Calls for an eco-dictatorship are part of the mainstream political debate. “Whether non-democracies such as China will negotiate the rapids of the coming century more adroitly remains to be seen. Certainly, freed from any need to pander to the 80/80 rule, they have at least one freedom Western-style democracies do not have – the freedom to act decisively” writes Elizabeth Farrelly in the Sydney Morning Herald, reflecting upon the idea that 80% of the population has an IQ of only 80% or less and is therefore too stupid to be trusted with its own affairs. One time candidate and general intellectual leader of The Greens, Clive Hamilton, writing about supposed Global Warming, has this: “(T)he implications of 3C, let alone 4C or 5C, are so horrible that we look to any possible scenario to head it off, including the canvassing of “emergency” responses such as the suspension of democratic processes.” The emergency, interestingly enough, is not real; it is an inverted commas emergency – that is, merely a convenience to institute the suspension of democracy that he craves. Even the medical profession has its fascist adorations. David Shearman of Doctors for the Environment Australia recently published this opinion: “Government in the future will be based upon . . . a supreme office of the biosphere. The office will comprise specially trained philosopher/ecologists. These guardians will either rule themselves or advise an authoritarian government of policies based on their ecological training and philosophical sensitivities.” (For a review of the last, see this.)
Among those filling this new paradigm of government will be the Guardians for Australia’s Native Animals.
A question that appeals is this: are all native creatures to be represented, or only the pretty ones? Are we to hear from the guardians of ants, flies, lice, Funnel Web Spiders, centipedes, amoebas and germs – or only from those for koalas, kangaroos, sugar gliders and lyre birds?
There is a real swarm that regularly afflicts New South Wales. It is locusts, and it causes extraordinary devastation to crops, houses, vehicles and public health every year. Moreover, its attacks severely deplete the foodstuffs of the New South Welsh people.
Is there to be a Guardian for the Locusts to whom we might, as a community, address our pleas for compensation? Might we sue? Might we demand reparations to our property from their nominal property? And might we be able to do likewise with spiders, mosquitoes, bush ticks, scorpions, snakes, dingos and all those others that cause bodily harm to people?
And, finally, for every furred and feathered creature that harbours fleas, but that does nothing to prevent their spread – may we who suffer infestations among our livestock, our pets and ourselves seek punitive damages out of their stock of property?

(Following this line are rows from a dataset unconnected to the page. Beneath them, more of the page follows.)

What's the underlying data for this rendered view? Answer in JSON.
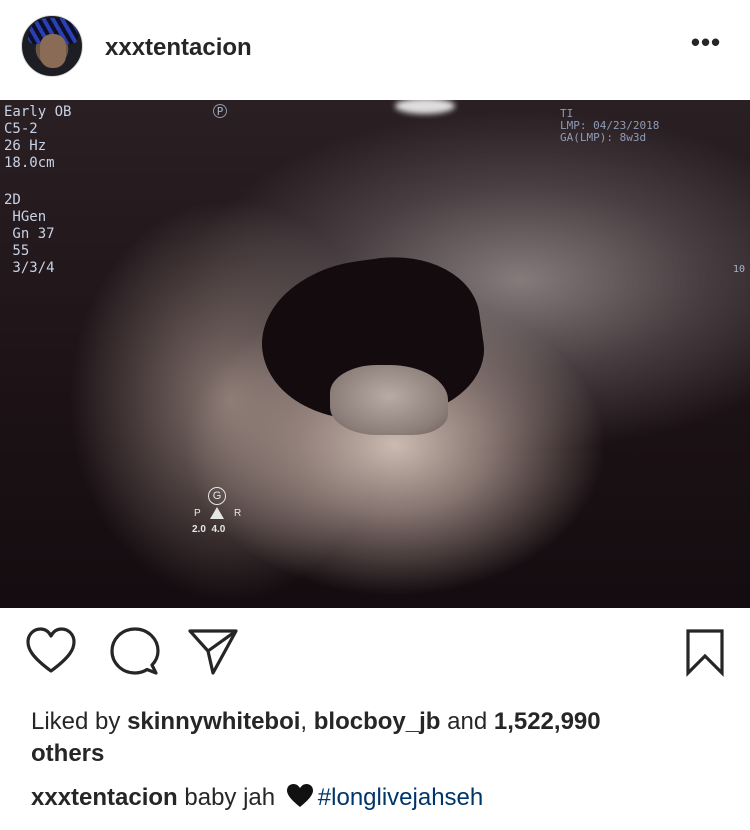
{
  "post": {
    "username": "xxxtentacion",
    "more_label": "•••",
    "photo": {
      "scan_info_left": [
        "Early OB",
        "C5-2",
        "26 Hz",
        "18.0cm"
      ],
      "scan_info_left2": [
        "2D",
        " HGen",
        " Gn 37",
        " 55",
        " 3/3/4"
      ],
      "scan_info_right": [
        "TI",
        "LMP: 04/23/2018",
        "GA(LMP): 8w3d"
      ],
      "side_marker": "10",
      "probe_marker": "P",
      "orientation": {
        "g": "G",
        "p": "P",
        "r": "R",
        "scale": "2.0  4.0"
      }
    },
    "actions": {
      "like_icon": "heart-outline-icon",
      "comment_icon": "speech-bubble-icon",
      "share_icon": "paper-plane-icon",
      "save_icon": "bookmark-icon"
    },
    "likes": {
      "prefix": "Liked by ",
      "user1": "skinnywhiteboi",
      "sep": ", ",
      "user2": "blocboy_jb",
      "and": " and ",
      "count": "1,522,990",
      "suffix": "others"
    },
    "caption": {
      "username": "xxxtentacion",
      "text": " baby jah ",
      "emoji": "black-heart-emoji",
      "hashtag": "#longlivejahseh"
    }
  },
  "colors": {
    "text": "#262626",
    "hashtag": "#003569",
    "background": "#ffffff"
  }
}
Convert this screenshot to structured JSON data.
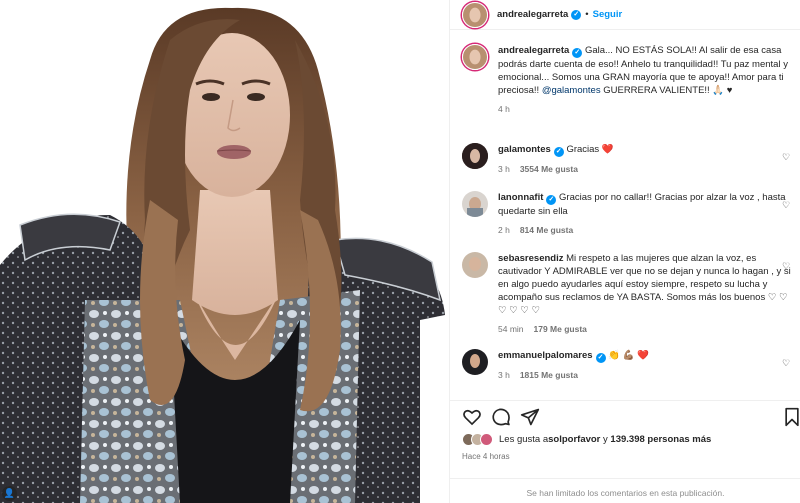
{
  "post": {
    "author": "andrealegarreta",
    "separator": "•",
    "follow_label": "Seguir"
  },
  "caption": {
    "author": "andrealegarreta",
    "text_pre": "Gala... NO ESTÁS SOLA!! Al salir de esa casa podrás darte cuenta de eso!! Anhelo tu tranquilidad!! Tu paz mental y emocional... Somos una GRAN mayoría que te apoya!! Amor para ti preciosa!! ",
    "mention": "@galamontes",
    "text_post": " GUERRERA VALIENTE!! 🙏🏻 ♥",
    "time": "4 h"
  },
  "comments": [
    {
      "user": "galamontes",
      "verified": true,
      "text": "Gracias ❤️",
      "time": "3 h",
      "likes": "3554 Me gusta"
    },
    {
      "user": "lanonnafit",
      "verified": true,
      "text": "Gracias por no callar!! Gracias por alzar la voz , hasta quedarte sin ella",
      "time": "2 h",
      "likes": "814 Me gusta"
    },
    {
      "user": "sebasresendiz",
      "verified": false,
      "text": "Mi respeto a las mujeres que alzan la voz, es cautivador Y ADMIRABLE ver que no se dejan y nunca lo hagan , y si en algo puedo ayudarles aquí estoy siempre, respeto su lucha y acompaño sus reclamos de YA BASTA. Somos más los buenos ♡ ♡ ♡ ♡ ♡ ♡",
      "time": "54 min",
      "likes": "179 Me gusta"
    },
    {
      "user": "emmanuelpalomares",
      "verified": true,
      "text": "👏 💪🏽 ❤️",
      "time": "3 h",
      "likes": "1815 Me gusta"
    }
  ],
  "likes": {
    "prefix": "Les gusta a ",
    "user": "solporfavor",
    "middle": " y ",
    "count": "139.398 personas más"
  },
  "posted_ago": "Hace 4 horas",
  "comments_limited": "Se han limitado los comentarios en esta publicación.",
  "icons": [
    "heart-icon",
    "comment-icon",
    "share-icon",
    "bookmark-icon",
    "verified-icon"
  ],
  "colors": {
    "accent": "#0095f6",
    "text": "#262626",
    "muted": "#737373"
  }
}
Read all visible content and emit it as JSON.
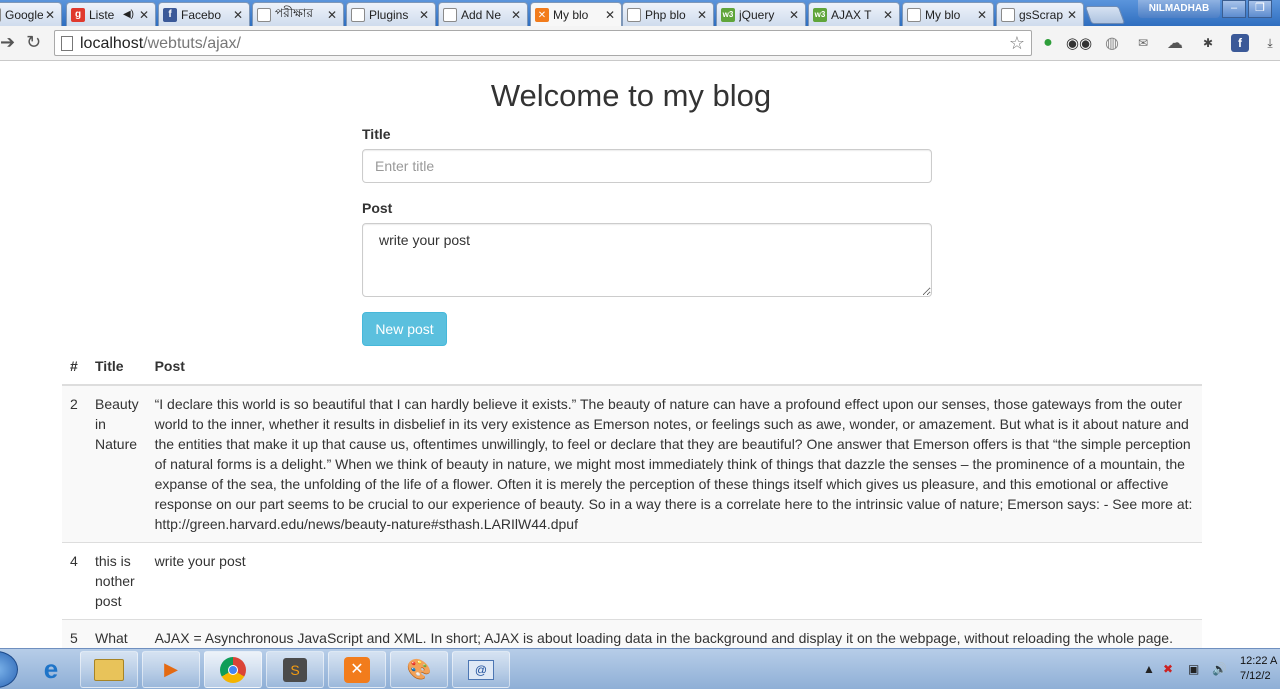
{
  "browser": {
    "tabs": [
      {
        "label": "Google",
        "icon": "google-icon"
      },
      {
        "label": "Liste",
        "icon": "g-icon"
      },
      {
        "label": "Facebo",
        "icon": "facebook-icon"
      },
      {
        "label": "পরীক্ষার",
        "icon": "page-icon"
      },
      {
        "label": "Plugins",
        "icon": "page-icon"
      },
      {
        "label": "Add Ne",
        "icon": "page-icon"
      },
      {
        "label": "My blo",
        "icon": "xampp-icon",
        "active": true
      },
      {
        "label": "Php blo",
        "icon": "page-icon"
      },
      {
        "label": "jQuery",
        "icon": "w3-icon"
      },
      {
        "label": "AJAX T",
        "icon": "w3-icon"
      },
      {
        "label": "My blo",
        "icon": "page-icon"
      },
      {
        "label": "gsScrap",
        "icon": "page-icon"
      }
    ],
    "profile_name": "NILMADHAB",
    "url_host": "localhost",
    "url_path": "/webtuts/ajax/"
  },
  "page": {
    "heading": "Welcome to my blog",
    "form": {
      "title_label": "Title",
      "title_placeholder": "Enter title",
      "post_label": "Post",
      "post_value": "write your post",
      "submit_label": "New post"
    },
    "table": {
      "headers": [
        "#",
        "Title",
        "Post"
      ],
      "rows": [
        {
          "id": "2",
          "title": "Beauty in Nature",
          "post": "“I declare this world is so beautiful that I can hardly believe it exists.” The beauty of nature can have a profound effect upon our senses, those gateways from the outer world to the inner, whether it results in disbelief in its very existence as Emerson notes, or feelings such as awe, wonder, or amazement. But what is it about nature and the entities that make it up that cause us, oftentimes unwillingly, to feel or declare that they are beautiful? One answer that Emerson offers is that “the simple perception of natural forms is a delight.” When we think of beauty in nature, we might most immediately think of things that dazzle the senses – the prominence of a mountain, the expanse of the sea, the unfolding of the life of a flower. Often it is merely the perception of these things itself which gives us pleasure, and this emotional or affective response on our part seems to be crucial to our experience of beauty. So in a way there is a correlate here to the intrinsic value of nature; Emerson says: - See more at: http://green.harvard.edu/news/beauty-nature#sthash.LARIlW44.dpuf"
        },
        {
          "id": "4",
          "title": "this is nother post",
          "post": "write your post"
        },
        {
          "id": "5",
          "title": "What",
          "post": "AJAX = Asynchronous JavaScript and XML. In short; AJAX is about loading data in the background and display it on the webpage, without reloading the whole page."
        }
      ]
    }
  },
  "taskbar": {
    "clock_time": "12:22 A",
    "clock_date": "7/12/2"
  },
  "colors": {
    "button_info": "#5bc0de",
    "tab_strip": "#2f6ebf",
    "taskbar": "#a6c0e2"
  }
}
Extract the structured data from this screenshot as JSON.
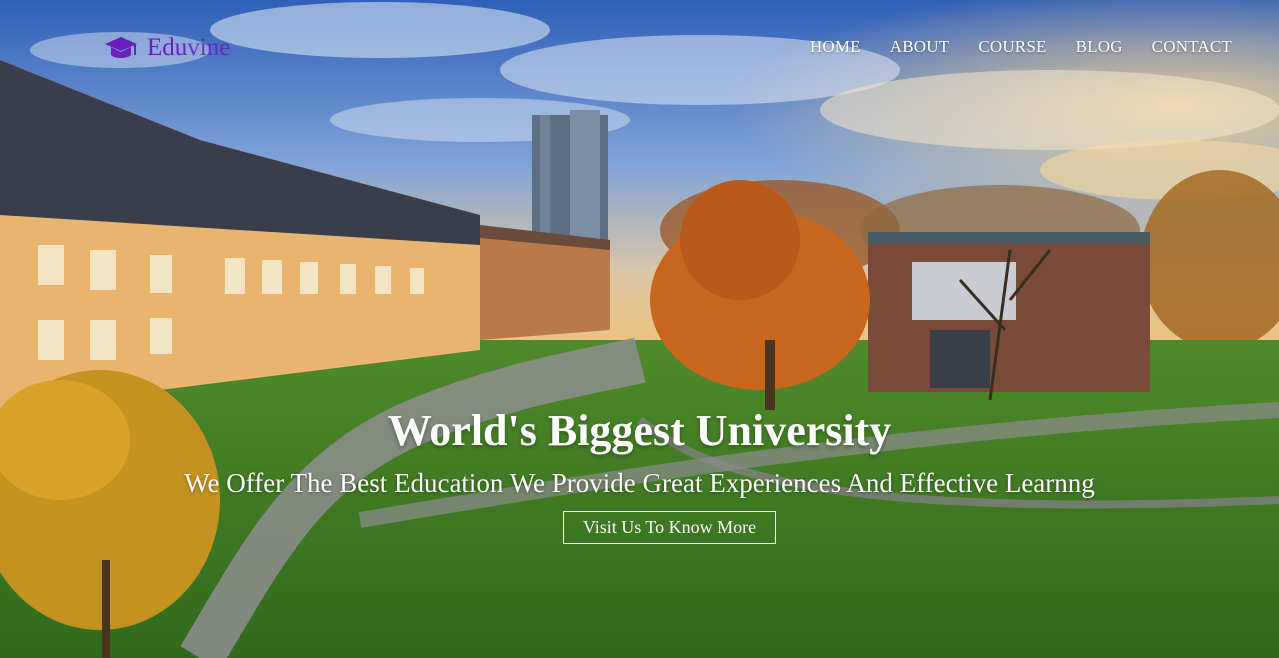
{
  "brand": {
    "part1": "Edu",
    "part2": "vine",
    "icon": "graduation-cap-icon",
    "color": "#6b1fbd"
  },
  "nav": {
    "items": [
      {
        "label": "HOME"
      },
      {
        "label": "ABOUT"
      },
      {
        "label": "COURSE"
      },
      {
        "label": "BLOG"
      },
      {
        "label": "CONTACT"
      }
    ]
  },
  "hero": {
    "title": "World's Biggest University",
    "subtitle": "We Offer The Best Education We Provide Great Experiences And Effective Learnng",
    "cta_label": "Visit Us To Know More",
    "background": "campus-photo"
  }
}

Rights carry attendant obligations. What obligations have the native animals of Australia offered to bear in return for the rights which we shall award them?
What indeed have the activists for such plans as this – extreme, misanthropic and arrogant – offered as obligations toward us in return for the rights to supreme power that they now demand devolve upon themselves? There are none.
The Swarm is obliged to nothing and to no one. It does not care for rights, only for its own appetite. Now it proposes to consume even the most apolitical of God’s creation to serve its rapacity and its greed.